I’m not really that close to developments in the Chinese economy. It is a large, complicated beast that is quite different from our own. Over the last year or so I’ve heard more and more from people who generally speak sense that the debt levels in China and the awful investment projects used to show the appearance of a strongly growing economy form a worrying pair of forces.
House of Debt (a newish blog, seems interesting) has a post covering some of these risks to the Chinese and therefore global economy, with charts! I may post on these issues from time to time as it’s beginning to feel more and more relevant.
Nassim Taleb, an author who usually inspires (except in his second book, Black Swans) has co-authored a paper with a long-tailed title “On the Difference between Binary Prediction and True Exposure with Implications for Forecasting Tournaments and Decision Making Research”.
The paper isn’t paygated so check it out – it’s only 6 pages so definitely accessible.

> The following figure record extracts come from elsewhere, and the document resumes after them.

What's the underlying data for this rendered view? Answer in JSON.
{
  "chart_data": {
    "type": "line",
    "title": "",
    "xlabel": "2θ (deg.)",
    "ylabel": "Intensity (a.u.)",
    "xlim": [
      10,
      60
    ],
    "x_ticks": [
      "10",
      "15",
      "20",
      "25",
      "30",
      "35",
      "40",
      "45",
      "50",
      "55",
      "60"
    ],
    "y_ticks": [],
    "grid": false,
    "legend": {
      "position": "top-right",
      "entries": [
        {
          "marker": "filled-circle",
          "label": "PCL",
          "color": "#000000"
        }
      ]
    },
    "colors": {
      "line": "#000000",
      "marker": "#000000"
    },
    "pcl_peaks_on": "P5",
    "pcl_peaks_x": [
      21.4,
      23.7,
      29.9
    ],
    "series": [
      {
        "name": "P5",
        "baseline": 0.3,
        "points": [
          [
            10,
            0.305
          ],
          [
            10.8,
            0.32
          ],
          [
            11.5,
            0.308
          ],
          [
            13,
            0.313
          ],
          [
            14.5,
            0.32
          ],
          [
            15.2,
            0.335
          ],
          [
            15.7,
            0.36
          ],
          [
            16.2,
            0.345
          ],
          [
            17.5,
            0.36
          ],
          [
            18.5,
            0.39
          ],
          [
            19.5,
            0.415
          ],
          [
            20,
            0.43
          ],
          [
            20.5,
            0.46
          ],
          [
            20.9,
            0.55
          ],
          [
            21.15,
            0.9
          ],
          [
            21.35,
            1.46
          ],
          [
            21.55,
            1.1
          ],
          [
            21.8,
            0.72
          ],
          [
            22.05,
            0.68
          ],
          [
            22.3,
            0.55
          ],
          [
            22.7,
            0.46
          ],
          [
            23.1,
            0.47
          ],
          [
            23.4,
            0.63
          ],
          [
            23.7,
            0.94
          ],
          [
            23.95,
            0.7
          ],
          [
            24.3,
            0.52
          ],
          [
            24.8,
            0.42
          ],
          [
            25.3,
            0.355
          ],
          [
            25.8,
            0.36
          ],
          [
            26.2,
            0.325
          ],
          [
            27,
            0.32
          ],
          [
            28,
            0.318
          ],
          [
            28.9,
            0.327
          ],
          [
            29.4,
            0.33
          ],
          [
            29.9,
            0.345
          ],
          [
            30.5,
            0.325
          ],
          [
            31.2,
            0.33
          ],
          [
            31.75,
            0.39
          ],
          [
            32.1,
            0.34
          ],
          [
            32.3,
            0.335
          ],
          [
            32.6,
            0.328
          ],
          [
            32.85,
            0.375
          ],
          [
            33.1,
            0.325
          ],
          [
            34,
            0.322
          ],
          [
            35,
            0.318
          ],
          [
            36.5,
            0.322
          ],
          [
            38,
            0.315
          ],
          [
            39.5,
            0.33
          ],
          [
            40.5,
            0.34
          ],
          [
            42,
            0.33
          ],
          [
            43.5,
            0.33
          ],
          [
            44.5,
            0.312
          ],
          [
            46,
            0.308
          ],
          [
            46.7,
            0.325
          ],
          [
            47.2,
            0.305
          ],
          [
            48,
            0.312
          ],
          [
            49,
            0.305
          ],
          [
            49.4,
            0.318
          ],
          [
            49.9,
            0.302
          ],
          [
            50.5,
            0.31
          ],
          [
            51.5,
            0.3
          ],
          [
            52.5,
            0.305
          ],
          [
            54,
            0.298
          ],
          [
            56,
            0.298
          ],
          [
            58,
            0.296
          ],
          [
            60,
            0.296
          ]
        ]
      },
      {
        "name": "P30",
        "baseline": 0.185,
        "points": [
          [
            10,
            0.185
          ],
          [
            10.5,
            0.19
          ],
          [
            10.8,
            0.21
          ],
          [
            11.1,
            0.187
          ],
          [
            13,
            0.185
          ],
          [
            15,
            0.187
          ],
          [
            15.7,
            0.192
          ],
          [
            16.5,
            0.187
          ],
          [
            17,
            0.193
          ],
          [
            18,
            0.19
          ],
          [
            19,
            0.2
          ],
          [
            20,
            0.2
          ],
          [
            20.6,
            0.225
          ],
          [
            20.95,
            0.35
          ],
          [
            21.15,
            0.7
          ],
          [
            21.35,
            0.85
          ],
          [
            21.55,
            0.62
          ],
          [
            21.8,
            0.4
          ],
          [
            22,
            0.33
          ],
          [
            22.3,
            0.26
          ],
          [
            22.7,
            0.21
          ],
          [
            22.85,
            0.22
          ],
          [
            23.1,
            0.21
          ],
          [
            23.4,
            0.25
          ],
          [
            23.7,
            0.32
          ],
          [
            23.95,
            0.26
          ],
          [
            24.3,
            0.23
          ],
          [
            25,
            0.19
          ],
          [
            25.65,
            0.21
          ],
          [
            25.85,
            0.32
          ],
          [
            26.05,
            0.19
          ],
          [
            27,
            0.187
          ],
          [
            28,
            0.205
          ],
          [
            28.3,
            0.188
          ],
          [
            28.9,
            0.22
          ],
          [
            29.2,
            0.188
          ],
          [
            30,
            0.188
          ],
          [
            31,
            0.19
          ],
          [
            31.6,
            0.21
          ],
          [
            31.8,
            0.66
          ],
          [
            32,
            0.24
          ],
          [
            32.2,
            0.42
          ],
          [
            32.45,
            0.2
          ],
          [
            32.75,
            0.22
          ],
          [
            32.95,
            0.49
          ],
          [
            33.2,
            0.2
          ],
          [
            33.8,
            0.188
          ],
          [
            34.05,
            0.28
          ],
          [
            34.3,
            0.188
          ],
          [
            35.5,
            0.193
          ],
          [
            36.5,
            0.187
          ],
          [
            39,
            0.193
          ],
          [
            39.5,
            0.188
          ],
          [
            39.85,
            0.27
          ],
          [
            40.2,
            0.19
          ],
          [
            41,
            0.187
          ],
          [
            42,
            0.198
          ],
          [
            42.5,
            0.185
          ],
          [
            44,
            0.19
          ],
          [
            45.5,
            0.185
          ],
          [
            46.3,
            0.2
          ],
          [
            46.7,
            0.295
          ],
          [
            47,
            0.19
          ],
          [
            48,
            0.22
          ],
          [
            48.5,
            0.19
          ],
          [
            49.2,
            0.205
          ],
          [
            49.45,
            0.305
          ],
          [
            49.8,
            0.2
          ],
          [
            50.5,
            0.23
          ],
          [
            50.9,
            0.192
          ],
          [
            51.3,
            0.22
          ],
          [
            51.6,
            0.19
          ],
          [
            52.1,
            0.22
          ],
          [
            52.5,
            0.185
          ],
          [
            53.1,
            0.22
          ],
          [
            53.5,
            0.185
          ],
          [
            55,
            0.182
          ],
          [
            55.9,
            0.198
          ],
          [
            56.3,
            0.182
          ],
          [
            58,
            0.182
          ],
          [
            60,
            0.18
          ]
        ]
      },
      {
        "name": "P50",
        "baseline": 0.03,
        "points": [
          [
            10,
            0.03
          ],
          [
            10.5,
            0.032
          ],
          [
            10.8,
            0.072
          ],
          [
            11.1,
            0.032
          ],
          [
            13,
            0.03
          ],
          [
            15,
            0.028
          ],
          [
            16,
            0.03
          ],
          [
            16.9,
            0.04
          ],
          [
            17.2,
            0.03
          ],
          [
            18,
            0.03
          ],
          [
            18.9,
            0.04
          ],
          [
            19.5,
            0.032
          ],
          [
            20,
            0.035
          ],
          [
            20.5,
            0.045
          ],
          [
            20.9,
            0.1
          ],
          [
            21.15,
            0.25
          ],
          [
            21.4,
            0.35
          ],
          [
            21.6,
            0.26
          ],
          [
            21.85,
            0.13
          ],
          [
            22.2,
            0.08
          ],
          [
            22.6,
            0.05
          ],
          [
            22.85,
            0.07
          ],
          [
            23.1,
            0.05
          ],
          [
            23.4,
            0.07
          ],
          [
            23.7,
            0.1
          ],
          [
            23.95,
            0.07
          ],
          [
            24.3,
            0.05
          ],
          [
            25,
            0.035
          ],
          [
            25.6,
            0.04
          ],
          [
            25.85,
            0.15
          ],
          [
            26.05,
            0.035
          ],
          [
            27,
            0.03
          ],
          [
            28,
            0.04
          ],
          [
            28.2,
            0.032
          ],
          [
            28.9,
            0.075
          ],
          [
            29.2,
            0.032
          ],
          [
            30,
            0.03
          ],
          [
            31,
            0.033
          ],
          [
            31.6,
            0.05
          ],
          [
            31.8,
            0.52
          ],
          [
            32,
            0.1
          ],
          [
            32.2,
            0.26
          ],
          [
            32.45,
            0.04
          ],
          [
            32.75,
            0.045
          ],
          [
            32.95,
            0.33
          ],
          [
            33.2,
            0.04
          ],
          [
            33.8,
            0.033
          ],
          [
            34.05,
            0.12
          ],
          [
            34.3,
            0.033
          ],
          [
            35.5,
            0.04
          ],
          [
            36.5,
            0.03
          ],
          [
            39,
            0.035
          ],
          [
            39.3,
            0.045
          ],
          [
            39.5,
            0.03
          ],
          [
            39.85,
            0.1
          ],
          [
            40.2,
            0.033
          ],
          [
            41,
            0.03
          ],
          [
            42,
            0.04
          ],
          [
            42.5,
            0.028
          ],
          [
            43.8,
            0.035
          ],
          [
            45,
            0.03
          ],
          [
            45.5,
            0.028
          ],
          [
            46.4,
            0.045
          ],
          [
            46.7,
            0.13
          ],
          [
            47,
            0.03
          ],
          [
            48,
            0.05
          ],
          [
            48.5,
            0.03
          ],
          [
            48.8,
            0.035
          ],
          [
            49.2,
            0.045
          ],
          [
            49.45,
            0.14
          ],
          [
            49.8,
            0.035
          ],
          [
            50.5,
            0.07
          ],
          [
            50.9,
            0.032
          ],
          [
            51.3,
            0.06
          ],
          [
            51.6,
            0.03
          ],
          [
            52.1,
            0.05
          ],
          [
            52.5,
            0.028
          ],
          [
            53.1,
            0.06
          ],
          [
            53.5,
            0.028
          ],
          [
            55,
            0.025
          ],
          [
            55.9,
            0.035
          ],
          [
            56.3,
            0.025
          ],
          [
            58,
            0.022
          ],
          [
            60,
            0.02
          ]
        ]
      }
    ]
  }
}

Don’t worry about the couple of typos in the paper, bizarre as it may be to find them in a paper that presumably was reviewed, the ideas are still good.
The key idea is that prediction markets usually focus on binary events. Will Person Y win the election? Will China invade Taiwan? These outcomes are relatively easy to predict and circumvent important challenges of extreme outcomes and Taleb’s Black Swans.
A quote from the paper, itself quoting Taleb’s book, Fooled By Randomness, sums up the problem of trying to live in. Binary world when the real world has a wide range of outcomes.
In Fooled by Randomness, the narrator is asked “do you predict that the market is going up or down?” “Up”, he said, with confidence. Then the questioner got angry when he discovered that the narrator was short the market, i.e., would benefit from the market going down. The trader had a difficulty conveying the idea that someone could hold the belief that the market had a higher probability of going up, but that, should it go down, it would go down a lot. So the rational response was to be short.
Here’s a mind-tickling quasi science fiction story about a future world of plenty derived from cheap autonomous robots. Well, plenty for some and medieval peasanthood for most.
I was having a discussion with a bright young colleague about the Venus Project, whether as a planet we have sufficient resources, capital and technology to meet all our needs. The conversation quickly flowed to income inequality, the increased value of scarce goods and the remaining challenges to lowering costs of production.
The linked article takes a different view – with the potential for massive military power controlled only through capital and technology without a need for tens of thousands of gun-toting supporters, the 1% could potentially achieve complete hegemony and control. With robots making more, better robots, guarding and controlling the other factors of production, what role is left for poor, especially robot-poor peasants?
It has probably been said before, but if feels to me that our generation may live through fundamental societal changes from autonomous robots, cars and drones.